上司からは目標達成しろとプレッシャーをかけられ、部下たちからは会社の愚痴を吐かれる……つねに板挟み状態の中間管理職ですが、ストレスを「ため込む人」と「ため込まない人」の差はいったいどこにあるのでしょうか。
多くのビジネスパーソンが持つメンタルの悩みを解決してくれる『刑事メンタル』の著者であり、刑事生活20年の森透匡さんは、修羅場という修羅場を潜り抜け、ときに捜査本部100人のチームを束ねてきた元ベテラン警部。自身も中間管理職としてプレッシャーが大きい立場にいたといいますが、効果的なストレスコントロール術で乗り切ったそうです。(取材・構成/川代紗生、撮影/疋田千里)
刑事100人を束ねた管理職時代に見つけた
ストレスを溜めない習慣
──森さんは警察に27年在籍、23歳という若さで巡査部長に昇格、そして同期生トップの35歳で警部に昇任されたと伺いました。ただでさえプレッシャーの強い刑事のお仕事なのに、さらにリーダーとして組織を束ねていくとなると、かなりのストレスなのではないでしょうか?
森 透匡(以下、森):10年ほど警部として働いていましたが、やっぱりストレスはありますよ。警部って、中間管理職なんですよね。じつは検挙件数、検挙率、事件の抑制件数など、ノルマがあるんです。警察の仕事はすべて数値目標で管理されていて、私も当時は本部の監察からノルマを定期的に精査されていました。
──上からはノルマのプレッシャーがあり、さらに部下の成長も促し……となると、考えることがたくさんありますよね。何人くらいのチームを束ねていたんですか?
森:ケースによるのですが、多いときは捜査本部100人をまとめなければならないこともありました。
──100人! 大変ですね!
森:しかも、刑事って個性が強い人ばっかりなんです。「おれさまは刑事だぜ!」みたいなね。なので、部下は生意気で言うことを聞かないし、上からはノルマ達成しろとプレッシャーをかけられ、やっぱりストレスはたまりました。
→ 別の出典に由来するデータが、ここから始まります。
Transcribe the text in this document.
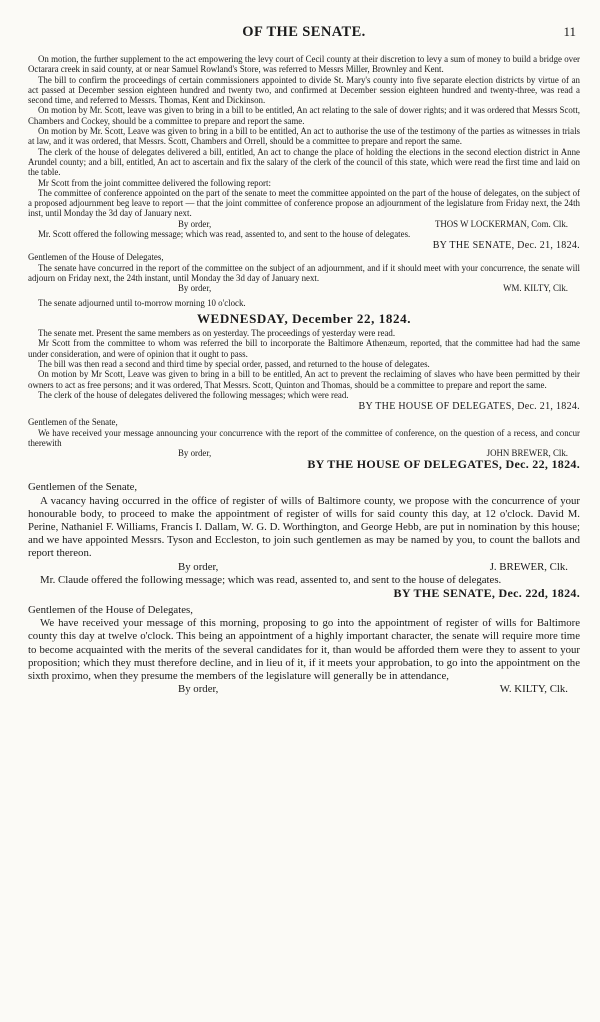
OF THE SENATE.	11

On motion, the further supplement to the act empowering the levy court of Cecil county at their discretion to levy a sum of money to build a bridge over Octarara creek in said county, at or near Samuel Rowland's Store, was referred to Messrs Miller, Brownley and Kent.

The bill to confirm the proceedings of certain commissioners appointed to divide St. Mary's county into five separate election districts by virtue of an act passed at December session eighteen hundred and twenty two, and confirmed at December session eighteen hundred and twenty-three, was read a second time, and referred to Messrs. Thomas, Kent and Dickinson.

On motion by Mr. Scott, leave was given to bring in a bill to be entitled, An act relating to the sale of dower rights; and it was ordered that Messrs Scott, Chambers and Cockey, should be a committee to prepare and report the same.

On motion by Mr. Scott, Leave was given to bring in a bill to be entitled, An act to authorise the use of the testimony of the parties as witnesses in trials at law, and it was ordered, that Messrs. Scott, Chambers and Orrell, should be a committee to prepare and report the same.

The clerk of the house of delegates delivered a bill, entitled, An act to change the place of holding the elections in the second election district in Anne Arundel county; and a bill, entitled, An act to ascertain and fix the salary of the clerk of the council of this state, which were read the first time and laid on the table.

Mr Scott from the joint committee delivered the following report:

The committee of conference appointed on the part of the senate to meet the committee appointed on the part of the house of delegates, on the subject of a proposed adjournment beg leave to report — that the joint committee of conference propose an adjournment of the legislature from Friday next, the 24th inst, until Monday the 3d day of January next.

By order,	THOS W LOCKERMAN, Com. Clk.

Mr. Scott offered the following message; which was read, assented to, and sent to the house of delegates.

BY THE SENATE, Dec. 21, 1824.

Gentlemen of the House of Delegates,

The senate have concurred in the report of the committee on the subject of an adjournment, and if it should meet with your concurrence, the senate will adjourn on Friday next, the 24th instant, until Monday the 3d day of January next.

By order,	WM. KILTY, Clk.

The senate adjourned until to-morrow morning 10 o'clock.

WEDNESDAY, December 22, 1824.

The senate met. Present the same members as on yesterday. The proceedings of yesterday were read.

Mr Scott from the committee to whom was referred the bill to incorporate the Baltimore Athenæum, reported, that the committee had had the same under consideration, and were of opinion that it ought to pass.

The bill was then read a second and third time by special order, passed, and returned to the house of delegates.

On motion by Mr Scott, Leave was given to bring in a bill to be entitled, An act to prevent the reclaiming of slaves who have been permitted by their owners to act as free persons; and it was ordered, That Messrs. Scott, Quinton and Thomas, should be a committee to prepare and report the same.

The clerk of the house of delegates delivered the following messages; which were read.

BY THE HOUSE OF DELEGATES, Dec. 21, 1824.

Gentlemen of the Senate,

We have received your message announcing your concurrence with the report of the committee of conference, on the question of a recess, and concur therewith

By order,	JOHN BREWER, Clk.
BY THE HOUSE OF DELEGATES, Dec. 22, 1824.

Gentlemen of the Senate,

A vacancy having occurred in the office of register of wills of Baltimore county, we propose with the concurrence of your honourable body, to proceed to make the appointment of register of wills for said county this day, at 12 o'clock. David M. Perine, Nathaniel F. Williams, Francis I. Dallam, W. G. D. Worthington, and George Hebb, are put in nomination by this house; and we have appointed Messrs. Tyson and Eccleston, to join such gentlemen as may be named by you, to count the ballots and report thereon.

By order,	J. BREWER, Clk.

Mr. Claude offered the following message; which was read, assented to, and sent to the house of delegates.

BY THE SENATE, Dec. 22d, 1824.

Gentlemen of the House of Delegates,

We have received your message of this morning, proposing to go into the appointment of register of wills for Baltimore county this day at twelve o'clock. This being an appointment of a highly important character, the senate will require more time to become acquainted with the merits of the several candidates for it, than would be afforded them were they to assent to your proposition; which they must therefore decline, and in lieu of it, if it meets your approbation, to go into the appointment on the sixth proximo, when they presume the members of the legislature will generally be in attendance,

By order,	W. KILTY, Clk.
ただ、そういう経験を続けているうちに、ストレスをためないためにコントロールするべき習慣って、三つしかないってことがわかったんです。
一般社団法人日本刑事技術協会 代表理事 元刑事の人事コンサルタント。警察在籍27年のうち、刑事生活は20年。23歳で巡査部長に昇任し、知能経済犯担当刑事に抜擢。異例のスピードで同期生トップとなる35歳で警部に昇任。多数の凶悪事件、巨悪事件の捜査に従事し、冷静沈着な判断と指揮により事件解決に貢献した元敏腕刑事。また、東日本大震災では広域緊急援助隊の中隊長として福島県に派遣され、福島第一原子力発電所の水素爆発に遭遇しつつも命の危険を顧みず部隊の指揮を執った経験もある。心が折れそうな数々の現場経験から強靭な精神力を培う。現在は大手企業、経営者団体など毎年全国180ヵ所以上で講演・企業研修を行い、これまで7万人以上が聴講した。2020年には大手講師派遣エージェントより全国1万人以上の講師の中から人気No.1講師に選出される。日本テレビ系「月曜から夜ふかし」、読売新聞、日経新聞などメディアへの出演、掲載も多数。
ストレスに耐える「器」を大きくするのではなく、
ストレスを発散する「蛇口」を大きくすればいい
──長年ご活躍され、結果も出し続けてきた森さんのストレスコントロール術、ぜひ伺いたいです!
森:そもそも大前提として、中間管理職でストレスを感じない人間っていないでしょう? 責任があるからプレッシャーを感じる役職だし、ストレスを減らそうとするのは難しい。ただ、人によってストレスの入る器の大きさは違う。大きい器の人もいれば、小さい器の人もいますよね。それで、多くの人はストレスコントロールをしようと思うと、その器自体を大きくしようと考えて「なんで自分はこんなにすぐにストレスがたまってしまうんだろう……」と落ち込んで、自分を責めてしまう。でも違うんですよ。その器を大きくしようとするのって難しい。
じゃあ、どうすればいいか。器を大きくするんじゃなくて、ストレスを排出する「蛇口」を大きくすればいいんです。そうすれば、いくら入ってきても出ていくでしょう? だから、ストレスをコントロールしようと思ったら、器ではなく「蛇口」を大きくするためにはどうしたらいいかを考えたほうがいい。ストレスがたまらない人は、ストレスの発散方法をきちんと持っているのです。